The data displayed on this dashboard allows tribes to see which areas have been affected by wildfires, and how they intersect with tribal boundaries. This understanding is essential for developing effective fire management strategies, ensuring the safety and sustainability of Native communities, and mitigating future fire risks. Additionally, knowing the extent of fire-affected areas within each Native boundary provides a broad perspective on the land management challenges and needs of Native communities.

By integrating data from the Monitoring Trends in Burn Severity (MTBS) program, this dashboard offers a comprehensive view of wildfire impacts. The MTBS data, derived from Landsat and Sentinel-2 satellite imagery, provides detailed and consistent information on burn severity and extent. This combination of data is instrumental in promoting better planning and management of fire-affected areas on Native lands.

With climate change increasing the frequency and intensity of wildfires, this dashboard serves as a valuable tool for tribes to develop resilient land management practices. By understanding the historical and current impact of wildfires, tribes can implement strategies to mitigate fire risks, enhance resilience to climate change, and ensure the long-term sustainability of their lands and resources. This dashboard supports the goal of promoting effective fire management on Native lands, helping to secure the future of Native communities and their environments.

Limitations and Considerations of the Dataset:

While this dashboard provides valuable insights into wildfire extent and severity on Native lands, there are several limitations and considerations to keep in mind:

  • Resolution of Data: The MTBS data is provided at a 30-meter resolution, which may not capture fine-scale variations within smaller areas or specific land parcels.
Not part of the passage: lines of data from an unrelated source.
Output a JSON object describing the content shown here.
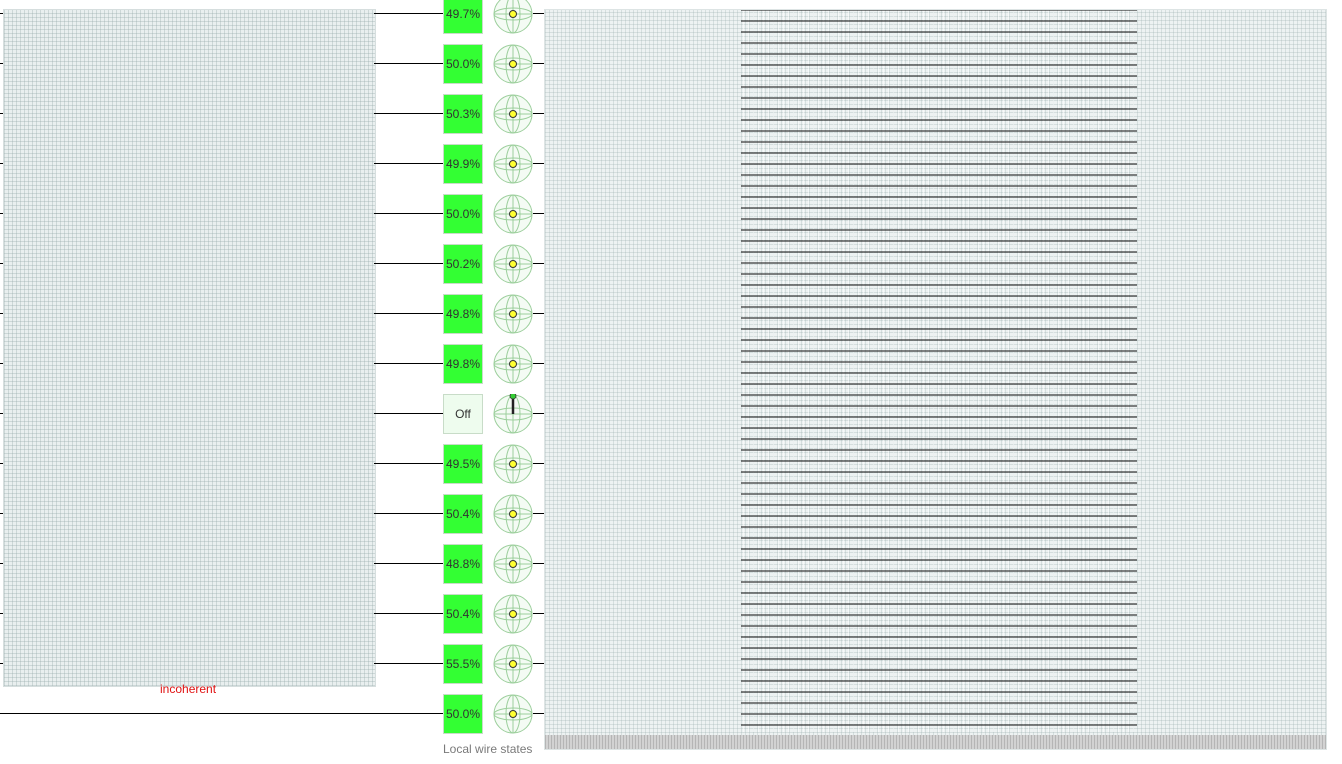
{
  "left_panel": {
    "status_label": "incoherent"
  },
  "wire_states": [
    {
      "label": "49.7%",
      "state": "on"
    },
    {
      "label": "50.0%",
      "state": "on"
    },
    {
      "label": "50.3%",
      "state": "on"
    },
    {
      "label": "49.9%",
      "state": "on"
    },
    {
      "label": "50.0%",
      "state": "on"
    },
    {
      "label": "50.2%",
      "state": "on"
    },
    {
      "label": "49.8%",
      "state": "on"
    },
    {
      "label": "49.8%",
      "state": "on"
    },
    {
      "label": "Off",
      "state": "off"
    },
    {
      "label": "49.5%",
      "state": "on"
    },
    {
      "label": "50.4%",
      "state": "on"
    },
    {
      "label": "48.8%",
      "state": "on"
    },
    {
      "label": "50.4%",
      "state": "on"
    },
    {
      "label": "55.5%",
      "state": "on"
    },
    {
      "label": "50.0%",
      "state": "on"
    }
  ],
  "wire_states_footer": "Local wire states",
  "colors": {
    "on_fill": "#33ff33",
    "off_fill": "#eefcee",
    "bloch_dot": "#ffff33",
    "bloch_vector": "#222222",
    "bloch_vector_tip": "#33cc33",
    "incoherent_label": "#e01010"
  }
}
  • Temporal Coverage: The MTBS data covers the period from 1984 to 2022. Users should consider the temporal alignment when analyzing the data, as the frequency and intensity of wildfires can vary significantly over time. Additionally, the data may not capture very recent fires if they occurred after the last update.

  • Data Integration: Combining datasets from different sources, such as MTBS, Landsat, and Sentinel-2, may introduce inconsistencies due to differences in data collection methodologies, classification systems, and temporal resolutions. Care should be taken when interpreting integrated data.

  • Boundary Definitions: The boundary data for Native lands comes from the TIGER/Line Shapefile, 2022. This dataset includes various types of Native areas, but there might be discrepancies or updates in boundary definitions that are not reflected in this dataset. Moreover, the boundaries do not differentiate between fee and trust lands, which might affect the analysis.

  • Burn Severity Metrics: The burn severity metrics from MTBS are derived from satellite imagery and standardized methodologies. However, these metrics may not fully capture localized fire impacts or the ecological significance of burn severity due to variations in vegetation types and post-fire recovery processes.

  • Fire Extent Categorization: The categorization of fires by size (e.g., 1,000 acres or greater in the western U.S. and 500 acres or greater in the eastern U.S.) provides a general overview of significant fires but may exclude smaller fires that could still have important ecological or cultural impacts on Native lands.

  • Climate Change Impacts: While the dashboard provides insights into historical wildfire data, it does not include projections of future wildfire risk under different climate change scenarios. Users should consider external climate models and projections for a comprehensive understanding of future fire risks.

By considering these limitations and contextualizing the data within these constraints, users can make more informed decisions and interpretations regarding wildfire impacts on Native lands

Download the Source Data

We have updated our terminology from “raw data” to “source data” to better reflect the contextual nature and origins of the information we provide. This change acknowledges that all data is influenced by the context in which it is collected, and aims to promote a more inclusive and accurate understanding of the information presented.